Une étude récente montre qu’il vaut mieux réfléchir à ce qu’on ressent plutôt qu’à sa condition physique.
En 1977 Bill Morgan et Michael Pollock ont publié l’un des premier et plus influent article en psychologie du sport [1]. Ils ont interrogé un groupe de coureurs de distance de haut niveau, en leur demandant à quoi ils pensaient dans le feu de la compétition. Ils ont ensuite posé la même question à des coureurs moyens.
Morgan et Pollock ont reçu deux réponses différentes. Les coureurs de haut niveau ont déclaré qu’ils surveillaient et écoutaient leur corps pendant la course. Les coureurs moyens ont déclaré qu’ils essayaient de se distraire en pensant à des sujets qui n’avaient rien à voir avec la course.

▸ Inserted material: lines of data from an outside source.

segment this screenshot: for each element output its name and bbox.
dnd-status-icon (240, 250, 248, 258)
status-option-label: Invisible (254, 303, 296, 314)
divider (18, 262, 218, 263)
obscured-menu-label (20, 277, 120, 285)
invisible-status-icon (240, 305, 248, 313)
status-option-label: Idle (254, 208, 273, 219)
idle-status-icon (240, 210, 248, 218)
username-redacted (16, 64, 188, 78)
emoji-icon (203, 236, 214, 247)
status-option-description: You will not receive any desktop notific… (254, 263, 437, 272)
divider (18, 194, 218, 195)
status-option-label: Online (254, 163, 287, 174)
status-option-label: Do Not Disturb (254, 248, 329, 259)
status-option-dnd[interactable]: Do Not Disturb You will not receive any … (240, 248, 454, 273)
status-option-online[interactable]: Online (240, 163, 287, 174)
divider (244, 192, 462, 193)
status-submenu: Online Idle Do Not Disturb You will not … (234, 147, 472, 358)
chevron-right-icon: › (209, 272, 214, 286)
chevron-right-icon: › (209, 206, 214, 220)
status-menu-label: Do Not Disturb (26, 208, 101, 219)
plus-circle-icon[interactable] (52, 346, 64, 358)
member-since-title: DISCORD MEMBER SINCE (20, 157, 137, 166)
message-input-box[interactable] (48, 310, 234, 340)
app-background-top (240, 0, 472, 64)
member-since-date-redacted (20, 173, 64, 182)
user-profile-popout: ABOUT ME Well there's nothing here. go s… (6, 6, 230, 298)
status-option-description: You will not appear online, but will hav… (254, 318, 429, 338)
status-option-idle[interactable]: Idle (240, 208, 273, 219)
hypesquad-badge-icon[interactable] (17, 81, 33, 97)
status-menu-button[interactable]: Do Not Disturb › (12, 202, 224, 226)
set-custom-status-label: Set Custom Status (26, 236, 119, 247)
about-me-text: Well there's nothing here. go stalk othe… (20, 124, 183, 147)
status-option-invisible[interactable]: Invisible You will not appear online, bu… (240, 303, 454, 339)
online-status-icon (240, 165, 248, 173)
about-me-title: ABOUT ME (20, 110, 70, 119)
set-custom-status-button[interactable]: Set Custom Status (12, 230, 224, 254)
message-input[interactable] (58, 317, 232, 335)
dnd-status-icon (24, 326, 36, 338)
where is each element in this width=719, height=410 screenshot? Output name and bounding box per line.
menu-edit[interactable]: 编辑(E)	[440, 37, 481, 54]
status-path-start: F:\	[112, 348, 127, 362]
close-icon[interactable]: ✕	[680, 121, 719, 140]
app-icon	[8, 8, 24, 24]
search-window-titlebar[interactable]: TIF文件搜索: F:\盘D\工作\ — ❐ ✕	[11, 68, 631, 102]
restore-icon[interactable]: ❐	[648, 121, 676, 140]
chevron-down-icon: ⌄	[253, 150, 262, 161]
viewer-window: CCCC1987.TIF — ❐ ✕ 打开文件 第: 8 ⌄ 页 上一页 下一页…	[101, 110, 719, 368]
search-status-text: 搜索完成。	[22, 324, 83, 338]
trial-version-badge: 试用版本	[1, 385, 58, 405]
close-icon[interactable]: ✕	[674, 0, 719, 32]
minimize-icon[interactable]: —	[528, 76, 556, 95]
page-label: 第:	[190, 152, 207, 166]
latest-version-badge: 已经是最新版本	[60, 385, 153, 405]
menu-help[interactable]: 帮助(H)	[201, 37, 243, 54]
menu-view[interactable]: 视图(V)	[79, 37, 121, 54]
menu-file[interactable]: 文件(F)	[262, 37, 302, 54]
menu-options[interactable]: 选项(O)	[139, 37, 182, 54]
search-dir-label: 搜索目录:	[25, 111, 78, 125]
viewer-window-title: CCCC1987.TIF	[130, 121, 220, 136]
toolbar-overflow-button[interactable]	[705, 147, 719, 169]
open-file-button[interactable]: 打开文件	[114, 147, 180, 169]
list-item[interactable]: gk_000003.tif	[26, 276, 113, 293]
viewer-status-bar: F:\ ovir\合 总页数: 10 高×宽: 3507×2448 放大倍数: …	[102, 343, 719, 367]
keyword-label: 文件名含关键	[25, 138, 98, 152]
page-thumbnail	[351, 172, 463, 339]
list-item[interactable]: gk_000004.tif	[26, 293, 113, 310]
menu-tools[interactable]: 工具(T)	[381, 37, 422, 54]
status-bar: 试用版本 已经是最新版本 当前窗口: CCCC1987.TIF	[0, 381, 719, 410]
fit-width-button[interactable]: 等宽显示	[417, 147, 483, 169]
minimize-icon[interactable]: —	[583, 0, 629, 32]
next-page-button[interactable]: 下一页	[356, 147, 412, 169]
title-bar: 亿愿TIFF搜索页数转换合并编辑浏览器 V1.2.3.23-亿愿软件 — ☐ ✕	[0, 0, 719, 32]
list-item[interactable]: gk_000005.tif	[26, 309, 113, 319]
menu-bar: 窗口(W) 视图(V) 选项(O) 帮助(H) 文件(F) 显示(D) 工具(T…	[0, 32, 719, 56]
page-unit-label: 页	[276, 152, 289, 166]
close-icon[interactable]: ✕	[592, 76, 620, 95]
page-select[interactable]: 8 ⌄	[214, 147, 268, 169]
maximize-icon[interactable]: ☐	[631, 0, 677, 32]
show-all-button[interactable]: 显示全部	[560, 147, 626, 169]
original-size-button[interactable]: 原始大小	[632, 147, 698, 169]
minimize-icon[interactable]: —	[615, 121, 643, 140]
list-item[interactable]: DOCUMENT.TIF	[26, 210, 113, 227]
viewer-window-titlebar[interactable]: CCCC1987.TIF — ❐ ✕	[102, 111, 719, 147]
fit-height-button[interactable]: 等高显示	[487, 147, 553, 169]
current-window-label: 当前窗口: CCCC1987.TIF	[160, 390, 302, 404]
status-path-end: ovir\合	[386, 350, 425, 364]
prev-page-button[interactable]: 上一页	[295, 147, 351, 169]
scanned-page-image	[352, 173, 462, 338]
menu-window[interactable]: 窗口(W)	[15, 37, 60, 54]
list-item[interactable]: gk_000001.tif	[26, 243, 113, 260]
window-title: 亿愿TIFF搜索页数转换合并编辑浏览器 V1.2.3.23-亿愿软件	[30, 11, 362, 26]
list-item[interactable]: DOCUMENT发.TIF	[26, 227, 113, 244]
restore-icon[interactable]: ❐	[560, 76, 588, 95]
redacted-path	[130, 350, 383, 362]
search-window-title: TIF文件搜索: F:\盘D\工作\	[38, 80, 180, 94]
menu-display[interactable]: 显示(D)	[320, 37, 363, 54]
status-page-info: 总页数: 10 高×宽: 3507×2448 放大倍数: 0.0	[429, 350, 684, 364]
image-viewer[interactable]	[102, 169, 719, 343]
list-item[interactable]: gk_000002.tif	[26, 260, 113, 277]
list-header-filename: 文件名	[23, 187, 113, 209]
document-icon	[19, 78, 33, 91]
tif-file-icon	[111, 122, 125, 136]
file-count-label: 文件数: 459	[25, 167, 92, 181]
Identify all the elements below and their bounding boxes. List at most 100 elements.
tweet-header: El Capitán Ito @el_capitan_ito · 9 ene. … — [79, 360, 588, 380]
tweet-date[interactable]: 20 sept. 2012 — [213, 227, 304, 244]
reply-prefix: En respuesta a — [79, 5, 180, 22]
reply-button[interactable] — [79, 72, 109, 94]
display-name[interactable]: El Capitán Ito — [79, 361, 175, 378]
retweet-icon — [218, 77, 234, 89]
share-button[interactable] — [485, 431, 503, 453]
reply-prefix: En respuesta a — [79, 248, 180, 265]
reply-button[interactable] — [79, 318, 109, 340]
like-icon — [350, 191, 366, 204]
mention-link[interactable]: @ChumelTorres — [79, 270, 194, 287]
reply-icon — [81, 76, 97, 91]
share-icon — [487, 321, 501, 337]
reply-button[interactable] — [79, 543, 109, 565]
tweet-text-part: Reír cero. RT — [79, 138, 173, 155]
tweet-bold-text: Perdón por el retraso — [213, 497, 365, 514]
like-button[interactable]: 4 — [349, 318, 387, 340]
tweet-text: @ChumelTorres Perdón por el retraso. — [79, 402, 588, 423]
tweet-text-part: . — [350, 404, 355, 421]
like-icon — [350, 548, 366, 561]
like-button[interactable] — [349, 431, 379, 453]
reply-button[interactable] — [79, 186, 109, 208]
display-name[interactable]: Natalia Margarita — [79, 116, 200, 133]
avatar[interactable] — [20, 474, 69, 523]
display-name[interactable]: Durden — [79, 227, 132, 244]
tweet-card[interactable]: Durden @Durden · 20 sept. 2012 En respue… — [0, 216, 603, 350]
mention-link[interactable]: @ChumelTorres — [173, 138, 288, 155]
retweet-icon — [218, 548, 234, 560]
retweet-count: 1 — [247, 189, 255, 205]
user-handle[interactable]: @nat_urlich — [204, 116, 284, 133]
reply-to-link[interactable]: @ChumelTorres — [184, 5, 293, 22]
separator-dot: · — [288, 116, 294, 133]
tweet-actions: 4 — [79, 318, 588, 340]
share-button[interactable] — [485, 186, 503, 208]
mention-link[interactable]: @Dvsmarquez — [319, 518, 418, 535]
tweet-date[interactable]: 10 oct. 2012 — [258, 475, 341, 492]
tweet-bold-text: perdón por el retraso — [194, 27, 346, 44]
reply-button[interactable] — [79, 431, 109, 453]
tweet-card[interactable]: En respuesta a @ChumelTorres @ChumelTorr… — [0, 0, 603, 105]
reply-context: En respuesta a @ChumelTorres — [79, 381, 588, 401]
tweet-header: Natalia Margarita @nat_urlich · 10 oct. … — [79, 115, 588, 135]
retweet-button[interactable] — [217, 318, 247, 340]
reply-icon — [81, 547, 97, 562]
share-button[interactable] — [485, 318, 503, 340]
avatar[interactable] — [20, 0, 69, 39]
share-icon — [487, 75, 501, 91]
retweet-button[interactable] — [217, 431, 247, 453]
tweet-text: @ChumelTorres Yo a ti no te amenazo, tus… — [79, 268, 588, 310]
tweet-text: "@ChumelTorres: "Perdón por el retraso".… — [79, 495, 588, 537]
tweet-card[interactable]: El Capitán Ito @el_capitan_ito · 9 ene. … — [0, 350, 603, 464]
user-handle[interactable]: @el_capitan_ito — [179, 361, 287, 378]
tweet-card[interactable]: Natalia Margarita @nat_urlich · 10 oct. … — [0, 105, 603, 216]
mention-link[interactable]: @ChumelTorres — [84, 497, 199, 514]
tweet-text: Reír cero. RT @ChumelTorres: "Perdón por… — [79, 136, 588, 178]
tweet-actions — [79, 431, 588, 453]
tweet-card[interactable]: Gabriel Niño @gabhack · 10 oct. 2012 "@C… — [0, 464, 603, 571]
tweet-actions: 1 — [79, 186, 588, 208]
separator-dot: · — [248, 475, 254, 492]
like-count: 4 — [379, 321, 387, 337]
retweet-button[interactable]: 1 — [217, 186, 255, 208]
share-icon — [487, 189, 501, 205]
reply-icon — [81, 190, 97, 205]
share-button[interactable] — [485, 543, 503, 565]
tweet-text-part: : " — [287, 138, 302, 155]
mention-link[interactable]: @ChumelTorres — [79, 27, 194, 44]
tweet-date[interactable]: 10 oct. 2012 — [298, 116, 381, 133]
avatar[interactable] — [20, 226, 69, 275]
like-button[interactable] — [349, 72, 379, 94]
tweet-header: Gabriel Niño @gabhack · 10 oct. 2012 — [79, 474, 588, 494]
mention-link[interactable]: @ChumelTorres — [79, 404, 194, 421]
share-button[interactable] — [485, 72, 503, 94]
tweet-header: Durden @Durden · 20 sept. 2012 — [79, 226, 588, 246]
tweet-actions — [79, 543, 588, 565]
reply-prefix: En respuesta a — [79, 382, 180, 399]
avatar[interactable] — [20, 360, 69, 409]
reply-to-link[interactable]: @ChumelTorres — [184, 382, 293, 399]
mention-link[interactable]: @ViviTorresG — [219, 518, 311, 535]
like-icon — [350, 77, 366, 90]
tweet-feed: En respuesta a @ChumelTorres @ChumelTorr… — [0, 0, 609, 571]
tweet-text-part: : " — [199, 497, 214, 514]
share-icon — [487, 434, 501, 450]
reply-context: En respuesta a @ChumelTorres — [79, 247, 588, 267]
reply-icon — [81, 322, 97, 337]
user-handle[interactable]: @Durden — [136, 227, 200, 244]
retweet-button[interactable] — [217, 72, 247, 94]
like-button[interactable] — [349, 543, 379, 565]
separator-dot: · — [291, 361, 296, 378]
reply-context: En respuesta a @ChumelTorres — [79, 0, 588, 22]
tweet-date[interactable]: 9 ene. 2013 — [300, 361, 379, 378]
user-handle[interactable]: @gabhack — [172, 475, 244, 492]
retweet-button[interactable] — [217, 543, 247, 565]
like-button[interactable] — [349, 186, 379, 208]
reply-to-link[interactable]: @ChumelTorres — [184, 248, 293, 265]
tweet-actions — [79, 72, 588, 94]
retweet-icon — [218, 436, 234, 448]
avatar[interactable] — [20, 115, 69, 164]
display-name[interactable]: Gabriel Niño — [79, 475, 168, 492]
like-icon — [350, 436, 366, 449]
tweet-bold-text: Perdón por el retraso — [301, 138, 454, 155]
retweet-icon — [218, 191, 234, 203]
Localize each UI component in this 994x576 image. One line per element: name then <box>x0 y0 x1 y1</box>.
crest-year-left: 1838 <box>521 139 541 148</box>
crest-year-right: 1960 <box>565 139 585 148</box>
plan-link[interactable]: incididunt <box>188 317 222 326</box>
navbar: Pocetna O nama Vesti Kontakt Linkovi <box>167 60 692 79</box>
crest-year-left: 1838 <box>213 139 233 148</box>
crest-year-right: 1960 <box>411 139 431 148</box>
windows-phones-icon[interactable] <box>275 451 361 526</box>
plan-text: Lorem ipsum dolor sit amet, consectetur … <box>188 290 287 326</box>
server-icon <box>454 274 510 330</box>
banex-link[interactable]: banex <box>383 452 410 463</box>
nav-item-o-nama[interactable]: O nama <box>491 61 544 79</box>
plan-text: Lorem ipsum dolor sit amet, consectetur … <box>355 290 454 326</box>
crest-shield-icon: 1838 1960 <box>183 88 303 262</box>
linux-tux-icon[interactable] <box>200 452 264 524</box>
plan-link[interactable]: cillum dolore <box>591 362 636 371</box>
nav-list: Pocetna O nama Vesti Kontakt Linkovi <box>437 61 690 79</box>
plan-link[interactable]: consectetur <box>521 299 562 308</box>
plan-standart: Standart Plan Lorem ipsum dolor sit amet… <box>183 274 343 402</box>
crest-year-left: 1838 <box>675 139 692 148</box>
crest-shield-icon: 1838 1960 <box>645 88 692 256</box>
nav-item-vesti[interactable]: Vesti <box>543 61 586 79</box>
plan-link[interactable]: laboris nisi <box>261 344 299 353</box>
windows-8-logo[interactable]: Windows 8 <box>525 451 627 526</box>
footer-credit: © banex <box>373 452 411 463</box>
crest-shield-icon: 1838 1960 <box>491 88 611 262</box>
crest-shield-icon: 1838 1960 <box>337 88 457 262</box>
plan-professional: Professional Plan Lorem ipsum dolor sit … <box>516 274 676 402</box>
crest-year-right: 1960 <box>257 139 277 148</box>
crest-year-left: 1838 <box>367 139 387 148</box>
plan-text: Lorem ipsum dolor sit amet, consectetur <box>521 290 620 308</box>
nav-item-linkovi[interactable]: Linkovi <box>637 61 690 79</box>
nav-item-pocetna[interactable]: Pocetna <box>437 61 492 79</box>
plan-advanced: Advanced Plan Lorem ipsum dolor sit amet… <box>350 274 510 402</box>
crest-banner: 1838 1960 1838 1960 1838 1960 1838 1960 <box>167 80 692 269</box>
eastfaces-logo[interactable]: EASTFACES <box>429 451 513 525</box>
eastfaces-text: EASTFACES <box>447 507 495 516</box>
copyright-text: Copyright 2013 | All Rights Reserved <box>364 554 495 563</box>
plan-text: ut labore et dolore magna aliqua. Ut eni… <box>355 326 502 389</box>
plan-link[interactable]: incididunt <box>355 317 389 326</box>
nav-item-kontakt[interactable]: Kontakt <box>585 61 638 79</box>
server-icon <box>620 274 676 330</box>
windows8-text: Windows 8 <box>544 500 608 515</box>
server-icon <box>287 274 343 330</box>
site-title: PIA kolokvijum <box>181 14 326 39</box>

Les deux approches étaient appelées la “pensée associative” (pour les coureurs de haut niveau) et la “pensée dissociative” (chez les coureurs moyens). Puis rapidement, les coureurs moyens partout ont été encouragés à développer une stratégie personnelle à la manière des coureurs de haut niveau : vérification de la tension cou/épaules, mouvement régulier des bras, contrôle de la respiration, enjambée légère et rapide.
Un article plus récent publié dans le Journal Of Sport & Exercise Psychology [2] a quant à lui conclu que l’approche de la pensée associative contre la pensée dissociative était trop simpliste. Les auteurs suggèrent une distinction plus subtile : ne pensez pas aux choses que vous ne pouvez pas facilement changer, comme votre respiration et votre condition physique. Car selon ce qui est connu comme étant “l’hypothèse de l’action contrainte”, le fait de se focaliser sur un mouvement de course à pieds mécanique, ou même sur un processus encore plus automatique comme l’est par exemple la respiration, est contreproductif. En revanche, il faut se concentrer sur son ressenti général, ou penser à des choses qui vont et viennent habituellement dans votre tête.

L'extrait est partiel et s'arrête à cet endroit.